SINGAPORE (Mar 12): Investors should not catch a falling knife by buying TPG before it launches its mobile services, says UOB KayHian.
In a Monday report, analyst Jonathan Koh expects telco share prices to bottom two months after TPG’s launch, but will rebound in the third month.
As a case study, Koh recalls the year 2000 when StarHub launched its mobile services with a 3G network.
Over two weeks, 15,000 Singaporeans participated in its mobile trial. They were provided with free usage of a mobile phone and free local calls during the trial.
Pre-registration for the mobile trial started on Jan 26, 2000. At that time, StarHub captured the attention of consumers as it introduced innovative new features, such as “per second billing”, “free incoming calls” and “airtime rollover”.

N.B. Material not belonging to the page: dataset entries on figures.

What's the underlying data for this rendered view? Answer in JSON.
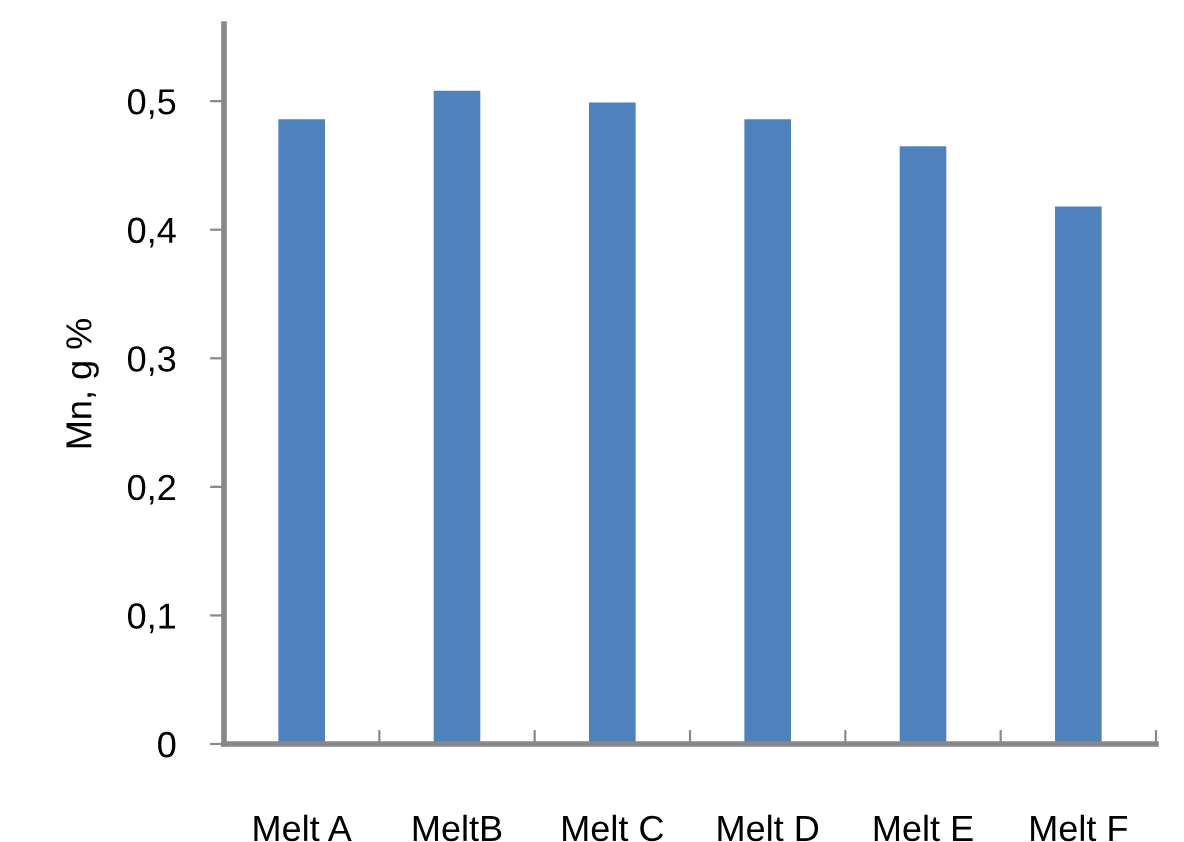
{
  "chart_data": {
    "type": "bar",
    "ylabel": "Mn, g %",
    "categories": [
      "Melt A",
      "MeltB",
      "Melt C",
      "Melt D",
      "Melt E",
      "Melt F"
    ],
    "values": [
      0.486,
      0.508,
      0.499,
      0.486,
      0.465,
      0.418
    ],
    "color": "#4f81bd",
    "ylim": [
      0,
      0.56
    ],
    "yticks": [
      0,
      {
        "value": 0.1,
        "label": "0,1"
      },
      {
        "value": 0.2,
        "label": "0,2"
      },
      {
        "value": 0.3,
        "label": "0,3"
      },
      {
        "value": 0.4,
        "label": "0,4"
      },
      {
        "value": 0.5,
        "label": "0,5"
      }
    ],
    "grid": false,
    "legend": false
  }
}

Three months before StarHub’s launch, Singtel’s share price dropped 29%, but later recovered 3.7% during the three months after StarHub’s launch.
“Thus, the best time to bottom fish in the telco sector would be the second month after TPG’s launch,” says Koh.

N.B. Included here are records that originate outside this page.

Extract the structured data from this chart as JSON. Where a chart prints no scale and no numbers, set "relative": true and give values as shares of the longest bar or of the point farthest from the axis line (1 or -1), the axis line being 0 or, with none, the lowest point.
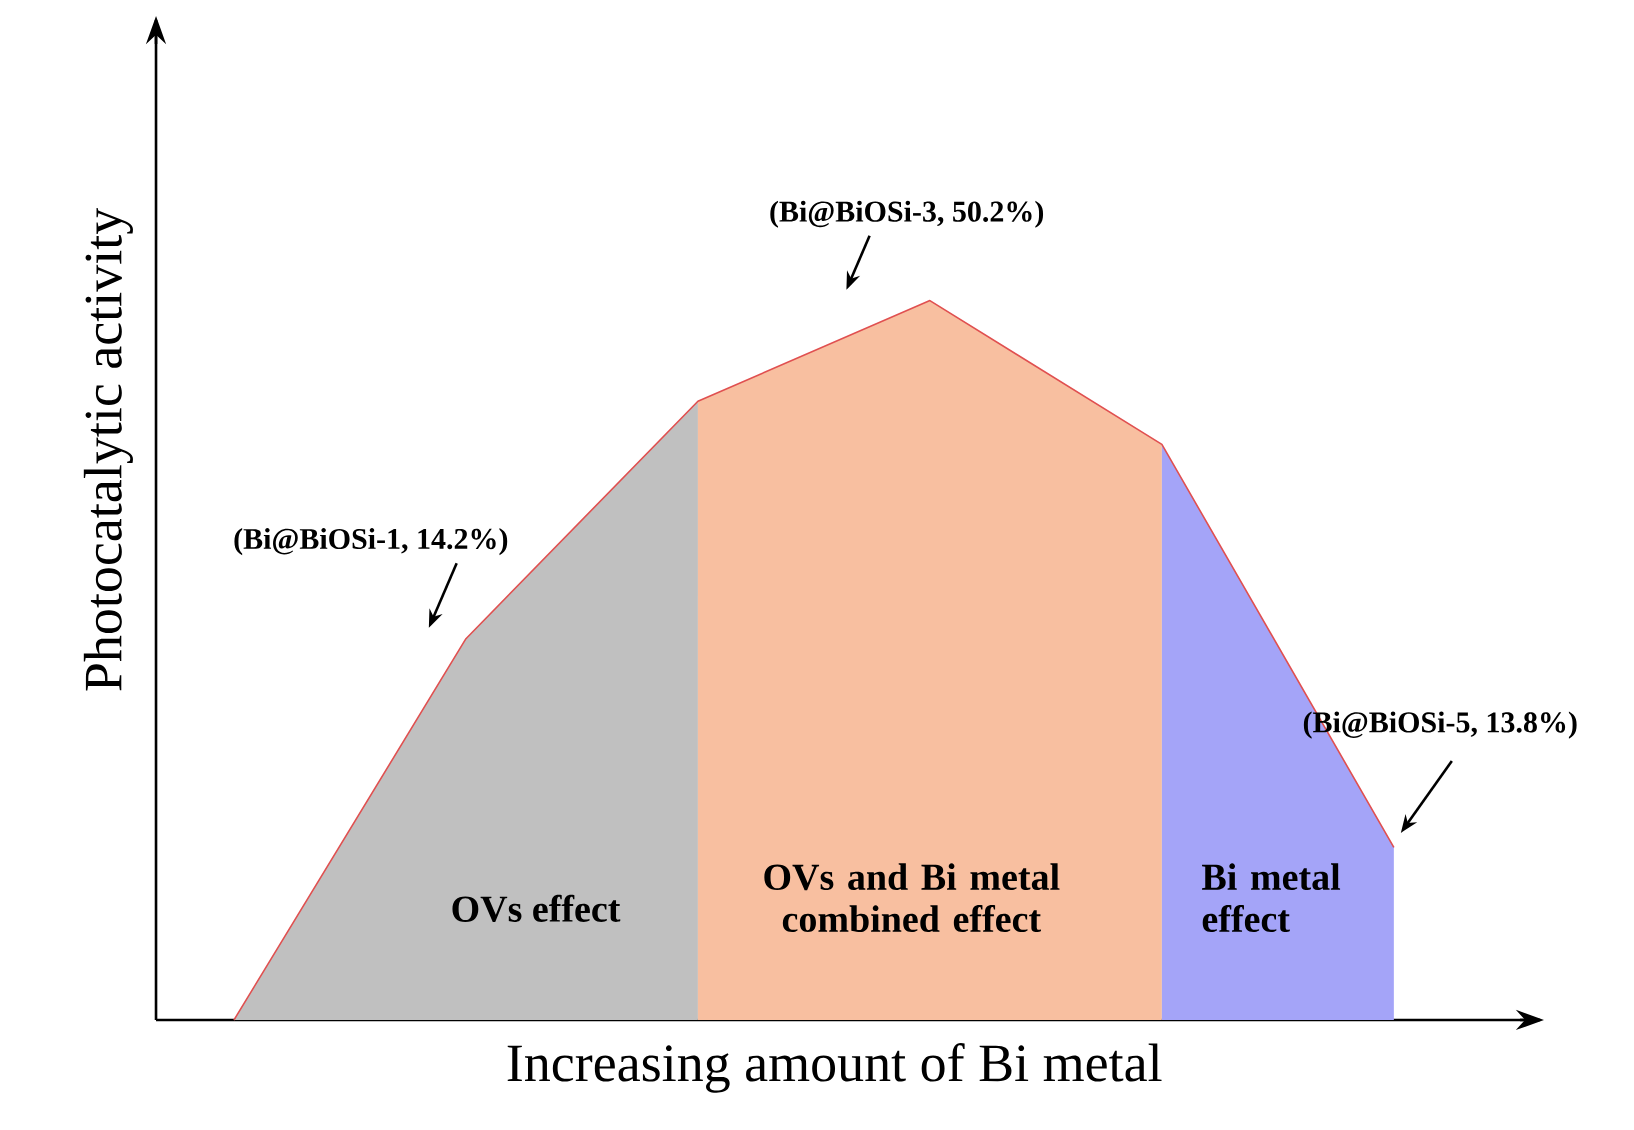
{
  "chart_data": {
    "type": "area",
    "relative": true,
    "xlabel": "Increasing amount of Bi metal",
    "ylabel": "Photocatalytic activity",
    "categories": [
      null,
      null,
      null,
      null,
      null,
      null
    ],
    "series": [
      {
        "color": "#c0c0c0",
        "values": [
          0,
          0.53,
          0.86,
          null,
          null,
          null
        ]
      },
      {
        "color": "#f8bfa0",
        "values": [
          null,
          null,
          0.86,
          1,
          0.8,
          null
        ]
      },
      {
        "color": "#a4a4f8",
        "values": [
          null,
          null,
          null,
          null,
          0.8,
          0.24
        ]
      },
      {
        "type": "line",
        "color": "#e05050",
        "values": [
          0,
          0.53,
          0.86,
          1,
          0.8,
          0.24
        ]
      }
    ],
    "annotations": [
      "(Bi@BiOSi-1, 14.2%)",
      "(Bi@BiOSi-3, 50.2%)",
      "(Bi@BiOSi-5, 13.8%)",
      "OVs effect",
      "OVs and Bi metal combined effect",
      "Bi metal effect"
    ]
  }
}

As such, UOB is maintaining its “market weight” rating on the telco sector in Singapore.
For yield-oriented investors, Koh recommends NetLink NBN Trust which it has kept at a “buy” with a target price of 93 cents as it stands to benefit from TPG’s entry.

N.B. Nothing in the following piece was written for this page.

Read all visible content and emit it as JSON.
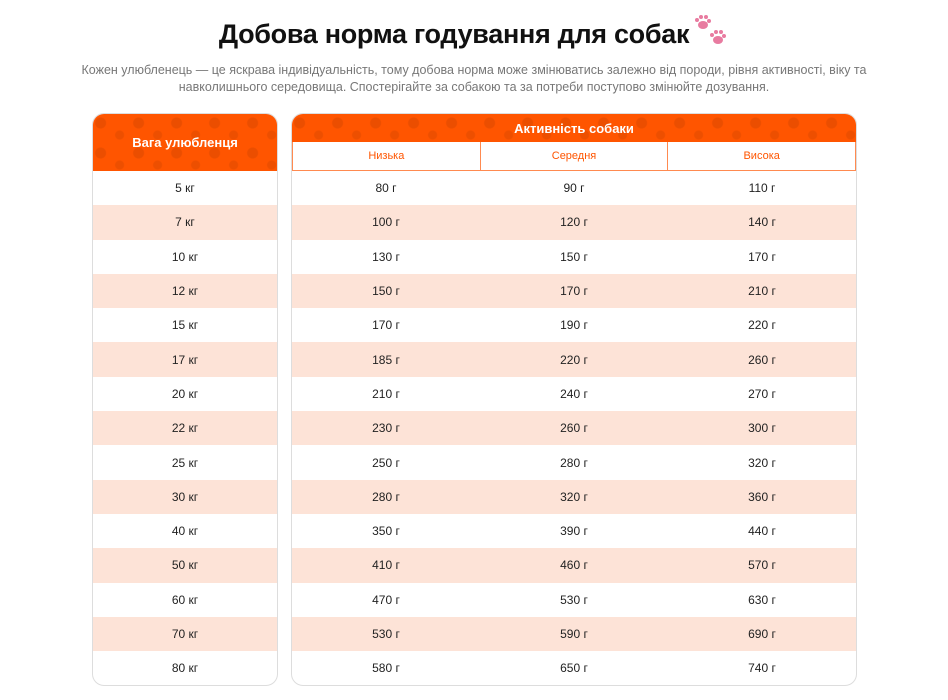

UOB also likes Singtel given overseas operations in 9M18 accounted for 63% of group pre-tax profits, as compared to 25% in 2000.
As at 11.50am, shares in Singtel and NetLink NBN are trading at $3.39 and 82 cents.
Singtel is trading at 14.4 times FY18 earnings with a dividend yield of 5.1%, while NetLink NBN is trading at 44.9 times FY18 earnings with a dividend yield of 5.9%.